Hello everyone, I'm trying to write an assembler for using under different platform, so I wonder if anyone know where I can get some info on how to start (how to process the symbols, etc)? The nasm source code seems a bit confusing to me.

Thanks in advanced.
Posted on 2002-05-11 08:07:25 by [KSC]

-Betov's SpASM source code (this is a tricky one as source code is inside main exe) found here: http://betov.free.fr/SpAsm.html

-FASM (Flat Assembler)
found here :http://omega.im.uj.edu.pl/~grysztar/

-TMA (The Macro Assembler)

Posted on 2002-05-11 08:22:21 by BogdanOntanu
Thank you, but I really prefer to have some documents bout the process of a 2 pass assembler, for example.
I need to know how to process the symbol, forward references.

Thanks anyway
Posted on 2002-05-11 08:38:18 by [KSC]
Well that si general compiler/interpreter theory...

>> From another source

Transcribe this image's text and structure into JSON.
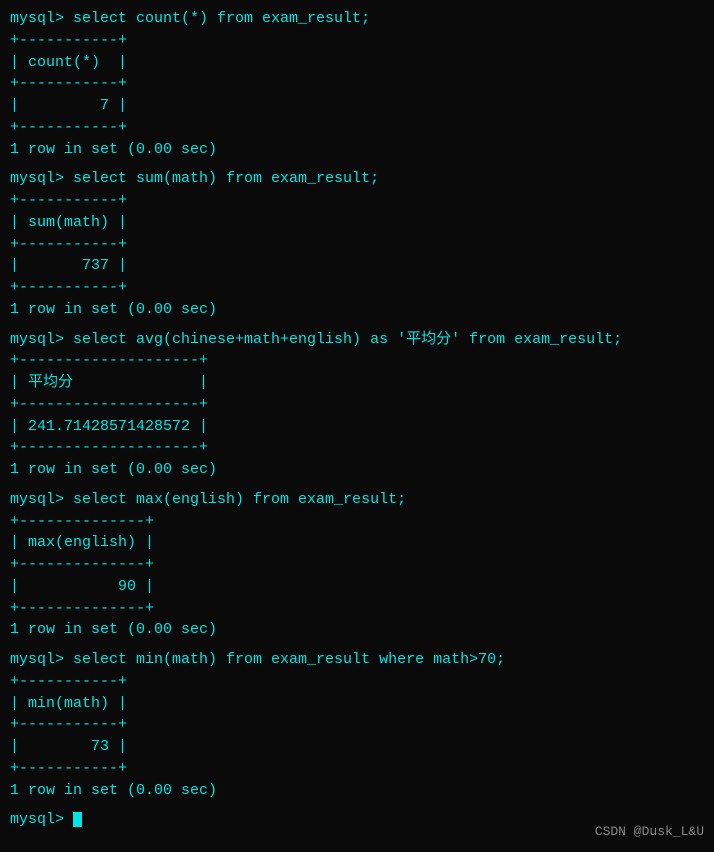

A very simple explanation:

when you find a symbol in source code then search (better use hash tables) it in the "symbol table", if found replace it with value, if not push it and the addres where you found it in a unresolved reference stack and add it to the symbol table.

Later when you find its define go back in the unresolved stack pop items and adress and replace as appropiate...
Posted on 2002-05-11 09:43:33 by BogdanOntanu
The classic 2-pass assembler defines label values in the first pass (storing them in a table), then uses those values (from the first pass) to generate finished code in the second pass. That solves the forward reference problem, because no code is generated in the first pass. (You still need to figure out how long each instruction will be during the first pass.) This works well if there is only one encoding for each instruction.

Some processors have long and short forms of instructions. For instance, some processors call short jumps "branches", and long jumps "jumps". And they have different mnemonics for them. This makes it relatively easy to build an assembler that doesn't fill your code with NOPs.

The conventional Intel/MASM/TASM syntax doesn't provide separate mnemonics or syntax for many instructions. The result is that during the first pass, the assembler assumes the worst case (longest instruction form) for forward references during the first pass. Then, in the second pass, the assembler uses a shorter form (if possible), while filling in the unused bytes with NOPs.

The n-pass assemblers for x86s recalculate the defined values if at each pass (after the first) it discovers more instructions that can be reduced to shorter forms.
Posted on 2002-05-11 18:46:07 by tenkey
Thank you very much, I'll try.
Posted on 2002-05-12 08:29:09 by [KSC]